The following facts were disclosed by the evidence: Defendant testified that his car had been pushing another car traveling east on Fourth Street. He shoved the other car, disengaged it, and it went through the intersection. It was after dark and the lights of defendant's car were on. Defendant testified he was driving 15 or 18 miles an hour; he made a statement to a police officer that he was traveling 30 miles an hour. Deceased left the north curb of Fourth Street and started to cross the street in the easterly crosswalk. Defendant testified that he did not see her until she was within a foot or two of his car. When he saw her he turned sharply to the right and came into contact with another car which was on his right. He proceeded for a short distance when he stopped and came back to the scene of the accident. The left side of his car struck the deceased. She was knocked down and lay in about the middle of Fourth Street, some 29 feet easterly of the east curbline of Fickett Street. She was taken to the hospital in an ambulance, was confined there for some four and one-half months, and died without leaving the hospital. There was no evidence as to the nature of her injuries and no direct evidence as to the cause of death. The facts in evidence were some circumstantial evidence as to the cause of death.
It is necessary to consider only the third point raised by defendant, namely, the failure of the court to find on all the material issues. Contributory negligence was sufficiently pleaded. The only finding with respect to the issue of liability reads as follows: ‘That it is true that the defendant, Lonnie Austin, carelessly, recklessly, negligently and unlawfully operated his automobile so as to run into and against the body and person of said Ramona Chacon, and that as a result of said reckless, careless and negligent operation of said automobile and the injuries sustained by said Ramona Chacon, the said Ramona Chacon did die on the 23rd day of May, 1949.’ This finding does not negative the existence of negligence on the part of deceased that proximately contributed to the happening of the accident. The failure to find upon this issue requires a reversal of the judgment unless it can be said as a matter of law that if a finding had been made it would necessarily have been adverse to the defendant.
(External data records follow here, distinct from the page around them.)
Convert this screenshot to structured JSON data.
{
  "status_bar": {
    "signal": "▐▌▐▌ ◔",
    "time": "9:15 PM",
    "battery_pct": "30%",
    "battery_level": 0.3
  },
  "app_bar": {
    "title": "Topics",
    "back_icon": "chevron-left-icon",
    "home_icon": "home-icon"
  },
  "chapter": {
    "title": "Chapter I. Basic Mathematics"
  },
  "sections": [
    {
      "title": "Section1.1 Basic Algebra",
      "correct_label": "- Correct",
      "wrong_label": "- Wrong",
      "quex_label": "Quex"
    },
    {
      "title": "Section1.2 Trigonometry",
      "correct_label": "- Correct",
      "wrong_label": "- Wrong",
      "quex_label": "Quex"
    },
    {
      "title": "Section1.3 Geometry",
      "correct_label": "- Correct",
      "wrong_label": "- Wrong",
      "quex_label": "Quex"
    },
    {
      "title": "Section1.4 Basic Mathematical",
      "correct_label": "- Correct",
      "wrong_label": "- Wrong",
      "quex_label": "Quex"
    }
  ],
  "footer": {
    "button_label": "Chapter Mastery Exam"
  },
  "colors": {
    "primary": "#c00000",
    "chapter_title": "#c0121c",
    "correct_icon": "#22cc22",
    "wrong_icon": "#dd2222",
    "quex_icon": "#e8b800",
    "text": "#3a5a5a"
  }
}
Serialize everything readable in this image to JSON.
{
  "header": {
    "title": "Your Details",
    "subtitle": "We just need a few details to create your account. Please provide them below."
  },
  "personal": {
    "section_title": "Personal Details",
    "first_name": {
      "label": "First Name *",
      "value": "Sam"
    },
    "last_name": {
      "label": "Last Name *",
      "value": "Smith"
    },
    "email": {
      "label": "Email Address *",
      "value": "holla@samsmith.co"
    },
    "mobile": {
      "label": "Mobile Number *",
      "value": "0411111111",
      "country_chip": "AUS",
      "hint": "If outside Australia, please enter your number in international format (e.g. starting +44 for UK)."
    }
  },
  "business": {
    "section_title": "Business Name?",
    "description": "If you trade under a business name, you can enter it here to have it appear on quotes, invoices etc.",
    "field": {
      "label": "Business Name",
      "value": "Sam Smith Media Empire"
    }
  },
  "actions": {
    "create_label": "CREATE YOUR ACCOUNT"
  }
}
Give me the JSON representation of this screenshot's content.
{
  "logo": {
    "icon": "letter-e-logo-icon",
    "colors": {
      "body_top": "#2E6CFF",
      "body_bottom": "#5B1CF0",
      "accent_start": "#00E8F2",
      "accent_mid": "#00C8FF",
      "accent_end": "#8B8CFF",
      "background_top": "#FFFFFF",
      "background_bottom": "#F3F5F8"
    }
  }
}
Defendant testified that when he first observed Mrs. Chacon she was running. The only evidence in favor of plaintiffs on this issue would have been the presumption that she was exercising ordinary care. This was to be weighed by the trial court against the evidence that she ran into the side of defendant's car. A case in point is Hall v. Kaufman, 30 Cal.App.2d 283, 86 P.2d 151. Under facts strikingly similar to those of the present case it was held that the question of contributory negligence was one of fact and not of law and that the failure to find on the pleaded defense of contributory negligence requires a reversal of the judgment. See also the case of Lowe v. Pierce, 76 Cal.App.2d 316, 172 P.2d 936.
The judgment is reversed.
VICKERS, Justice pro tem.
WOOD, Acting P. J., and VALLÉE, J., concur.